Page:Guerne - Les Siècles morts, III, 1897.djvu/250

Cette page n’a pas encore été corrigée


Ils vont, tristes et lents, ils vont, les derniers Sages
Qu’Athènes a nourris sous ses lauriers fanés,
Suprêmes héritiers des beaux et nobles âges,
Gardiens des blancs autels et des Dieux condamnés.

L’édit impérial les chasse et les disperse,
Loin de la Grèce en proie au Dieu, nié par eux ;
Et seule, hospitalière et barbare, la Perse
S’ouvre comme un asile à leurs pas douloureux.

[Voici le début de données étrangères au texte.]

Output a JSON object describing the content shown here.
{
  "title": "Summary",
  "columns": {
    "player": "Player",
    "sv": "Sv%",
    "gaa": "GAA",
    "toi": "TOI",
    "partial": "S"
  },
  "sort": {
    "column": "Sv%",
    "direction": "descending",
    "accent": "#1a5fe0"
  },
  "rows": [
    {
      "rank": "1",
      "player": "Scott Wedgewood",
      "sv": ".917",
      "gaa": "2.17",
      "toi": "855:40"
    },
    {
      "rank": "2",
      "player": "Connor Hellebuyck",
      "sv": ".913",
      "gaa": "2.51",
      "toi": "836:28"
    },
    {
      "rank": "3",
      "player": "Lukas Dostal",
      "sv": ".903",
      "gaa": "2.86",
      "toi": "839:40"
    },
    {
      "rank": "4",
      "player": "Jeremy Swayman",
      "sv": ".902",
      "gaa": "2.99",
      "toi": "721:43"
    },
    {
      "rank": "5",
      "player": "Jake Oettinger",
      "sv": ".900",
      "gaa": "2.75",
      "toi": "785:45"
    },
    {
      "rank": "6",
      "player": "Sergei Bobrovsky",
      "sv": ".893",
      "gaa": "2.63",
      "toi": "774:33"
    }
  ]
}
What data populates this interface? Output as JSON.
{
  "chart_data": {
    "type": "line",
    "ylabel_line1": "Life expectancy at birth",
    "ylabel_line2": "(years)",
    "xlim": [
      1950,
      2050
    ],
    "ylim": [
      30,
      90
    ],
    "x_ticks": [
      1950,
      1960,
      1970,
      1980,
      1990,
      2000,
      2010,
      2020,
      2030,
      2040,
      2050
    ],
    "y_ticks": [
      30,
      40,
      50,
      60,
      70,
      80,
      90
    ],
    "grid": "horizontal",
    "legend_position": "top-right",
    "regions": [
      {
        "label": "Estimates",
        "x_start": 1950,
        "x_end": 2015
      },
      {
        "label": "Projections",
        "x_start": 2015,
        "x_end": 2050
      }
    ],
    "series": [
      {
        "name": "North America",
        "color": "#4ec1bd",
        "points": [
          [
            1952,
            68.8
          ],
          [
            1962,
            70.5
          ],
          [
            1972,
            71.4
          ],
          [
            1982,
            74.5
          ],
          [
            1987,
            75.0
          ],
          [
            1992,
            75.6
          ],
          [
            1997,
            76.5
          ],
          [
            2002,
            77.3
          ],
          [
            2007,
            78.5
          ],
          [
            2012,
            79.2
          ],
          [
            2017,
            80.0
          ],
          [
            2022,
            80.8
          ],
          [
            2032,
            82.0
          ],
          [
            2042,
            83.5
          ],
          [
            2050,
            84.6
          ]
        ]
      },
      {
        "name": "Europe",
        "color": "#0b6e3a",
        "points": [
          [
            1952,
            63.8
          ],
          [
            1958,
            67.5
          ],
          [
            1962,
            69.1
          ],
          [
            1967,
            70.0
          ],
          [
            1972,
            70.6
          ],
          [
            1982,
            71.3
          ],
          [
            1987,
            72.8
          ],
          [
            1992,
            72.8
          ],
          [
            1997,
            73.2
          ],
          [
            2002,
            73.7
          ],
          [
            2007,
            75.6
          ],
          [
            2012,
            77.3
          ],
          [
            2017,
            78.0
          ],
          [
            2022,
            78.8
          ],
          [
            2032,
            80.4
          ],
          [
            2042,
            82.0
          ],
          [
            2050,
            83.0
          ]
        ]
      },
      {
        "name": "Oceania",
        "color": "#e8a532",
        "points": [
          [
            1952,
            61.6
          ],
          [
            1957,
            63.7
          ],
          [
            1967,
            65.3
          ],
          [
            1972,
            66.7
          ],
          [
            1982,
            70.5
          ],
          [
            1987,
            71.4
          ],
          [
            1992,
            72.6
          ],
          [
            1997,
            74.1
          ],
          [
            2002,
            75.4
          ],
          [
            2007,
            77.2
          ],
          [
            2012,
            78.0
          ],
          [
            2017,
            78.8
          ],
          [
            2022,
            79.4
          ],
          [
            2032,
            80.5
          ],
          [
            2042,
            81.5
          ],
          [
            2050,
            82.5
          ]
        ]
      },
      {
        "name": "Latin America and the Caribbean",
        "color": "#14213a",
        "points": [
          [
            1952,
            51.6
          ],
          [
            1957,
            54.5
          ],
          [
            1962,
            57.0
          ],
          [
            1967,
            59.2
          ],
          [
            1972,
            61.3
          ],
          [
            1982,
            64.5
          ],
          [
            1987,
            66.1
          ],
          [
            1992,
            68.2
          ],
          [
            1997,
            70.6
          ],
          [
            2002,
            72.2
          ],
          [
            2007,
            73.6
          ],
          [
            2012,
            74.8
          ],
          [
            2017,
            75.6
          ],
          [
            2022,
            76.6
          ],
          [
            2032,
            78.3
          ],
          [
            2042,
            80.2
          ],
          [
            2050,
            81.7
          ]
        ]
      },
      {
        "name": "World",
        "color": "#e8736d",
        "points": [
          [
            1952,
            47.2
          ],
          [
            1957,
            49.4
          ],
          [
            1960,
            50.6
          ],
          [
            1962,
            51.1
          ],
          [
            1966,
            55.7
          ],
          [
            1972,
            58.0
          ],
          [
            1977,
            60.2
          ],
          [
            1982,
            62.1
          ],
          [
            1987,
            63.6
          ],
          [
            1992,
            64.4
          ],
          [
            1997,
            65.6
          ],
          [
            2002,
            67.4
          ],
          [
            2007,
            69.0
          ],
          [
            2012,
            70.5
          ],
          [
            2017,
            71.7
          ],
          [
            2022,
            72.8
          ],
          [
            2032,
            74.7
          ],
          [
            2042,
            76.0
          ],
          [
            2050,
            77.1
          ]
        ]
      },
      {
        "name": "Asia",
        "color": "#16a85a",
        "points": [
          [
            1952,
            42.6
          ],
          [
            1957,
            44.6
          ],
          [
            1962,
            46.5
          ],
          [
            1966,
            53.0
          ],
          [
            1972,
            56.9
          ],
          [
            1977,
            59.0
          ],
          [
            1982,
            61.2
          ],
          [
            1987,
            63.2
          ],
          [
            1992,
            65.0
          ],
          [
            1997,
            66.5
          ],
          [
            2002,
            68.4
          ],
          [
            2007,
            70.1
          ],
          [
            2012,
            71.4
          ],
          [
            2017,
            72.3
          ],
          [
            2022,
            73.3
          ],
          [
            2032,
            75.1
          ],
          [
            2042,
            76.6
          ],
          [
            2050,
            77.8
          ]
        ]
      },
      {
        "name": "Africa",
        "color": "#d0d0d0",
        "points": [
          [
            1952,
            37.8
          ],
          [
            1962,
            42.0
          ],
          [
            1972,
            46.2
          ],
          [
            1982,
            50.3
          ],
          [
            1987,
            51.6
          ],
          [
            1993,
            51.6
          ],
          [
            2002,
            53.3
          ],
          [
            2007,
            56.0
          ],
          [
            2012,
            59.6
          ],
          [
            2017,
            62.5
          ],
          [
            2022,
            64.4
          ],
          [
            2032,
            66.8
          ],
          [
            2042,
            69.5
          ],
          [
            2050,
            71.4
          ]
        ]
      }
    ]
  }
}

Enfermant en leur sein la Sagesse et ses rêves,
Les exilés pensifs pour la dernière fois
Ont du bleu Sounion baisé les saintes grèves
Et salué la mer, la colline et les bois.

Pour la dernière fois dans la lumière attique
L’Acropole a fleuri sur le sommet divin.
L’ombre d’un voile impie a couvert le Portique
Et le faîte éternel et l’éclatant ravin.

Fraternels, résignés, austères, sans parole,
Les Sept, voilant leurs fronts, pleurent le sol sacré ;
Et l’ancien souvenir de la vivante École
Comme un amer parfum emplit leur cœur navré.

Où sont les clairs éveils des aubes toujours chères
Où, pieux, à la grave et céleste Raison
Les Ephèbes nombreux, groupés autour des chaires,
De leur jeunesse ardente offraient la floraison ?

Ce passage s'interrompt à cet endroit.